Aber auch das Verhalten der Täter verstärkte den Groll: Sie prahlten im Internet mit der Tat, fühlten sich unantastbar und sicher. ­Einige von ihnen sind vorbestrafte Fußballhooligans, einer war Soldat, ein anderer ist Polizist bei der Guardia Civil. Der Name ­»Rudel« war – samt Motto und Tätowierungen – ihr selbstgewählter Ehrentitel. Ihr Anwalt stellte die Glaubwürdigkeit des Opfers in ­Frage und behauptete, seine Klienten seien Opfer der öffentlichen Meinung. Auch im Internet wurden die Täter immer wieder als ­unschuldig bezeichnet.

Die Richter und Richterinnen des Obersten Gerichtshofs sahen es hingegen als erwiesen an, dass das die gesamte Situation einschüchternd war und auch Gewalt eine Rolle gespielt hat. Strafverschärfend wertete das Gericht die demütigende Situation und die gemeinschaftliche Tat, außerdem die Prahlerei der Täter. Zudem sprach es einen scharfen Tadel gegen die vorherigen Instanzen aus.

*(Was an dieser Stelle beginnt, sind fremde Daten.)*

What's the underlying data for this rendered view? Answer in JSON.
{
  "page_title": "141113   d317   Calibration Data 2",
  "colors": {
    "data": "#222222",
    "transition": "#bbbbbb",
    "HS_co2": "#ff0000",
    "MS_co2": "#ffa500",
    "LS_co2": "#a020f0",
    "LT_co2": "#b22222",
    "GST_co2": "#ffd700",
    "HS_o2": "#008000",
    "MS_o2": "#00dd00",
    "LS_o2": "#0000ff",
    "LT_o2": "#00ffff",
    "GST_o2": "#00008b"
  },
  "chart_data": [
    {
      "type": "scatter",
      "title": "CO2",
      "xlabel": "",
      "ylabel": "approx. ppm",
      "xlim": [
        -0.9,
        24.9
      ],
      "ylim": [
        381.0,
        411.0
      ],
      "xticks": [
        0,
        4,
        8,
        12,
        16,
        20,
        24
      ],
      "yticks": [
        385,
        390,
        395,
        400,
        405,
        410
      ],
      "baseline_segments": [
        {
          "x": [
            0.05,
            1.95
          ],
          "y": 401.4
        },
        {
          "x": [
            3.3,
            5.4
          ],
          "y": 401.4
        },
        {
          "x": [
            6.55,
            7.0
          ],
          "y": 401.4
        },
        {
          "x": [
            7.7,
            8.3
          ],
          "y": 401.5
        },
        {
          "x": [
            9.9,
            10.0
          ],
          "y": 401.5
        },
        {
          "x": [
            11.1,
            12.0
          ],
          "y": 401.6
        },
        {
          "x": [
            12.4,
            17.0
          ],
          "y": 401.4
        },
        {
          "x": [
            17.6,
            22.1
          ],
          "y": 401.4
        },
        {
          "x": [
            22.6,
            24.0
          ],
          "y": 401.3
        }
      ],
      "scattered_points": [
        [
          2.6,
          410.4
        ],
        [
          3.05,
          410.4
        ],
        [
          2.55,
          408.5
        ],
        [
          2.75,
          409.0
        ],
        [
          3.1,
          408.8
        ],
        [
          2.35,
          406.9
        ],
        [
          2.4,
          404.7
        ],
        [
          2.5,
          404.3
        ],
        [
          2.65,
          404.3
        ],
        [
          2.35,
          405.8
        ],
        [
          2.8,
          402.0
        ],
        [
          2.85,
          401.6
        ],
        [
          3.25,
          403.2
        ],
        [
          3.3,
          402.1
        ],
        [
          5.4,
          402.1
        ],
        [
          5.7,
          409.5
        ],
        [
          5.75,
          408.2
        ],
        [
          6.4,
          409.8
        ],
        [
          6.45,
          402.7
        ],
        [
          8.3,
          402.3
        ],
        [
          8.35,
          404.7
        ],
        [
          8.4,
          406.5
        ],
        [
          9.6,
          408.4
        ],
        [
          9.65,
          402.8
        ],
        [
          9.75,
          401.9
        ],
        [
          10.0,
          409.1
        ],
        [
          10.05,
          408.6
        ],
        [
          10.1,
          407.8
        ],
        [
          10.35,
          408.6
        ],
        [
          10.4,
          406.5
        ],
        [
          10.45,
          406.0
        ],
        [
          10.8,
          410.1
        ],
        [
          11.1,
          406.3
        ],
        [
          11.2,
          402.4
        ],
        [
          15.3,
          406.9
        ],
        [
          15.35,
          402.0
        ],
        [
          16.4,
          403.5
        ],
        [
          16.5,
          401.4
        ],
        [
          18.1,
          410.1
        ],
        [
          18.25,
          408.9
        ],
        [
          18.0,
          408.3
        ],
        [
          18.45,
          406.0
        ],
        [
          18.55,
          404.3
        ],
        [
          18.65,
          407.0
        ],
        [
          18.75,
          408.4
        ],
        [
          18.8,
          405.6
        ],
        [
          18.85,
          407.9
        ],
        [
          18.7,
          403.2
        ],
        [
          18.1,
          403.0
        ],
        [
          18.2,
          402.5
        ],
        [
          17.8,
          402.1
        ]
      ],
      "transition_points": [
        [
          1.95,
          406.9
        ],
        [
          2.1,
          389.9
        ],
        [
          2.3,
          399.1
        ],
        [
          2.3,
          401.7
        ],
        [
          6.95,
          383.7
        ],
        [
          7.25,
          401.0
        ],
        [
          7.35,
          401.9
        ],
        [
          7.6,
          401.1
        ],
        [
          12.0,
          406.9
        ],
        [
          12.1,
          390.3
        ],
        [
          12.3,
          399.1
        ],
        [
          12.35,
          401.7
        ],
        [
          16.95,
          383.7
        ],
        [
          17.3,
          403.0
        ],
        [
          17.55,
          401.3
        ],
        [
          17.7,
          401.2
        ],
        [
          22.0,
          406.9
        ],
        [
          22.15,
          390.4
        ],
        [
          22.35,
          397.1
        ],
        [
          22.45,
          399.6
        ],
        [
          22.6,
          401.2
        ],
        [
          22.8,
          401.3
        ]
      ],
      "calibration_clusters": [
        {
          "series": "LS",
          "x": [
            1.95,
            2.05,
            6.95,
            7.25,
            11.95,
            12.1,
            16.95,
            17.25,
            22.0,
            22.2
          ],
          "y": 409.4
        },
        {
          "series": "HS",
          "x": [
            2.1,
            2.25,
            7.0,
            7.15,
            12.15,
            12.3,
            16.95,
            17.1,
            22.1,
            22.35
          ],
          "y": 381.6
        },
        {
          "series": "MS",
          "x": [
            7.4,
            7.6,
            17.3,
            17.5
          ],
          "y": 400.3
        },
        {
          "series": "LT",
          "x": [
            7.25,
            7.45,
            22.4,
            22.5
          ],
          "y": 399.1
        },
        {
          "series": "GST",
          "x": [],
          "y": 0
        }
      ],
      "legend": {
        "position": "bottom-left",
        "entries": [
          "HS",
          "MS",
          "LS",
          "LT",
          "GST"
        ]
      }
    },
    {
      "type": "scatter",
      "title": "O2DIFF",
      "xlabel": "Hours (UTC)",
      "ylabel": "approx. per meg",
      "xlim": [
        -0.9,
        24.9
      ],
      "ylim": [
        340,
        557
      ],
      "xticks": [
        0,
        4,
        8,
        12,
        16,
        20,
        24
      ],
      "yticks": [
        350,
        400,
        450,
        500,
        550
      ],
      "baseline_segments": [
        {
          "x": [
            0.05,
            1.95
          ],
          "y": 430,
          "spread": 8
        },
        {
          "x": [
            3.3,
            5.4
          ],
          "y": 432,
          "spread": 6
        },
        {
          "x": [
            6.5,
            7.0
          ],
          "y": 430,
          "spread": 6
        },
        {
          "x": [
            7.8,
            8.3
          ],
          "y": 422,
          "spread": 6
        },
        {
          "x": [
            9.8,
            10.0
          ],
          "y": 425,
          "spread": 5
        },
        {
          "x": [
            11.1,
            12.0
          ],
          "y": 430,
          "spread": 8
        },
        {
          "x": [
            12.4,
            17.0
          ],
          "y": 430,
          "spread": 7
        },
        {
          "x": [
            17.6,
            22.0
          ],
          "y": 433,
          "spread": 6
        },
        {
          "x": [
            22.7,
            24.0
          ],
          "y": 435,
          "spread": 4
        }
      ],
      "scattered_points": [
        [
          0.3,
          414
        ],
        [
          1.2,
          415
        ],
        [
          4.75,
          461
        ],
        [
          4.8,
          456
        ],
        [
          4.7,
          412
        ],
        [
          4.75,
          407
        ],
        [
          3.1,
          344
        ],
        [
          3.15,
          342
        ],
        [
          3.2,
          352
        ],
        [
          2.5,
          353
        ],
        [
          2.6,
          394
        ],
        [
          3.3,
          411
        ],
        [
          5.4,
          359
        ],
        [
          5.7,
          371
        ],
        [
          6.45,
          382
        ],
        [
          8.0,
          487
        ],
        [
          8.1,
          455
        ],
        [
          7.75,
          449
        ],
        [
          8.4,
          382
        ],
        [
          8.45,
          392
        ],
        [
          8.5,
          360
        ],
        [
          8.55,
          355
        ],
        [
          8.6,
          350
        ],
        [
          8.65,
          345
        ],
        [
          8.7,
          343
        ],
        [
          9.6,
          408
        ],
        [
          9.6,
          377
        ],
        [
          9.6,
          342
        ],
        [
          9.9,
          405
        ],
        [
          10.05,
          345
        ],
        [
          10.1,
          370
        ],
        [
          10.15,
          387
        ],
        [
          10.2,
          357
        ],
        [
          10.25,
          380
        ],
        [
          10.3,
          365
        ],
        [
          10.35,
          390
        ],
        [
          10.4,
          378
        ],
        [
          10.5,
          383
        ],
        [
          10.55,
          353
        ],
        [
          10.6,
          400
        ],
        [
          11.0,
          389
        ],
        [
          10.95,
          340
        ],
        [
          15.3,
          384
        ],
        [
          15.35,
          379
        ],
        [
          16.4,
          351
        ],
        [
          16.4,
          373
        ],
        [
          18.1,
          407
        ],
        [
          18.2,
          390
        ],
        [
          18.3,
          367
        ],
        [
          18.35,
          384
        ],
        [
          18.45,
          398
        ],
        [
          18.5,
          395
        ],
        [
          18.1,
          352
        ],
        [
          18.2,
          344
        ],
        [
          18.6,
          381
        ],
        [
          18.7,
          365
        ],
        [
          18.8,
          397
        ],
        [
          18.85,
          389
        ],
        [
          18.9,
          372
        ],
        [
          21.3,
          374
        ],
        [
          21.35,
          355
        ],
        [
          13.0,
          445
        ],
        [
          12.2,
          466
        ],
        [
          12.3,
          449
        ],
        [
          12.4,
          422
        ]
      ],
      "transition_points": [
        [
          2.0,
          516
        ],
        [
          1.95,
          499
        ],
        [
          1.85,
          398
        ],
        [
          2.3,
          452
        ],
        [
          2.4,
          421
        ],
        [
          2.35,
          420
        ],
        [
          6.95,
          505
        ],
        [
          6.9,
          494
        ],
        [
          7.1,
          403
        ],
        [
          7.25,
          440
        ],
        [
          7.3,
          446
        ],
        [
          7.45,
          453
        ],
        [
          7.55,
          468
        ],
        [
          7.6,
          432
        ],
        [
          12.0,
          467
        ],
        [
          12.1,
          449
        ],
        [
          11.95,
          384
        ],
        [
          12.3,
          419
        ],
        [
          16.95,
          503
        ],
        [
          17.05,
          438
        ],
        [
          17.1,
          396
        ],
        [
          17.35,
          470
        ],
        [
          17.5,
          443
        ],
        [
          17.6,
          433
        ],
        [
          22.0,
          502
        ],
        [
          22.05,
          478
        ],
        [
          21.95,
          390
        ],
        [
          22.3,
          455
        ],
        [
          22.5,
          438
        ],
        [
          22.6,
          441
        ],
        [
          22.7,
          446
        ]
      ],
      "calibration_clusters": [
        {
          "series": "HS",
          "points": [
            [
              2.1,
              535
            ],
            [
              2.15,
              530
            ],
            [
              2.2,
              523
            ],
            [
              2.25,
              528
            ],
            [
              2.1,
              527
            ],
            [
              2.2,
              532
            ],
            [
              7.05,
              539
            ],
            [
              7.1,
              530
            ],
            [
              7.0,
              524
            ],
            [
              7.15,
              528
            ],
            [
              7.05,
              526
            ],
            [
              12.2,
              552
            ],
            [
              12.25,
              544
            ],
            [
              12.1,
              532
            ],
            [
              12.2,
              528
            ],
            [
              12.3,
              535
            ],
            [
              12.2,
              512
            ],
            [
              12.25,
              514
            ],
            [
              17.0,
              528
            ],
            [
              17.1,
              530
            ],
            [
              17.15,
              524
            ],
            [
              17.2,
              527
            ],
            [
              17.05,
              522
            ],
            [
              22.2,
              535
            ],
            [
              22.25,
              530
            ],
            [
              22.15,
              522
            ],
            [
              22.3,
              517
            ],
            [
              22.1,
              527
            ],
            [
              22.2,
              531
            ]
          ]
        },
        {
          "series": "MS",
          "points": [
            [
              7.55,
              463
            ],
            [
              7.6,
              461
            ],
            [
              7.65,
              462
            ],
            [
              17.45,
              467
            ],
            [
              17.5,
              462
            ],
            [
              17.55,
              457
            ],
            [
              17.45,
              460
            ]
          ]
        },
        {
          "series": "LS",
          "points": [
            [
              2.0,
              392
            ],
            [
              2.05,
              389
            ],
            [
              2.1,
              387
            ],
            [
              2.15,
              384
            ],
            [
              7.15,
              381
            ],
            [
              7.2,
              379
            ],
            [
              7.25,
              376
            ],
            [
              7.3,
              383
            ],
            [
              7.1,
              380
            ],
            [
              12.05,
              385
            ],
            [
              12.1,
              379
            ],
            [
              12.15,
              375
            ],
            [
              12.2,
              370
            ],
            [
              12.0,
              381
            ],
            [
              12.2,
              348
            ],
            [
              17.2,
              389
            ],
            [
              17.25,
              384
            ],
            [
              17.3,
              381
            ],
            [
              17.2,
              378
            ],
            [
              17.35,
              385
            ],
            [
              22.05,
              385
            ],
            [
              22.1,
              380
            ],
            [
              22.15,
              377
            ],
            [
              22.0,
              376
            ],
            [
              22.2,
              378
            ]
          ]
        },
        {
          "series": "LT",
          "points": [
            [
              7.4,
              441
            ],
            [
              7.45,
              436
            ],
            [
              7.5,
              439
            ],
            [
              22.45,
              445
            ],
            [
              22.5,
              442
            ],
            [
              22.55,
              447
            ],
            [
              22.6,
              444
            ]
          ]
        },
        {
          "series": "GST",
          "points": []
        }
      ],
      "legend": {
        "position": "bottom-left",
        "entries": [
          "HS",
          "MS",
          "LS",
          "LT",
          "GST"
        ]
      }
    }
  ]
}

Der Prozess hat auch Diskussionen um eine nötige Änderung des Sexualstrafrechts ausgelöst. Die sozialdemokratische Partei PSOE schlug vor, dass in Zukunft bereits eine fehlende Zustimmung als Grundlage für eine Verurteilung wegen Vergewaltigung ausreichen sollte. Zurzeit finden in Spanien schwierige Koalitionsverhandlungen statt. Ob das Prinzip »Nur ja heißt ja« in das spanische Sexualstrafrecht Einzug hält, hängt auch von der Stärke der feministischen Bewegung und ihrer Verbündeten ab.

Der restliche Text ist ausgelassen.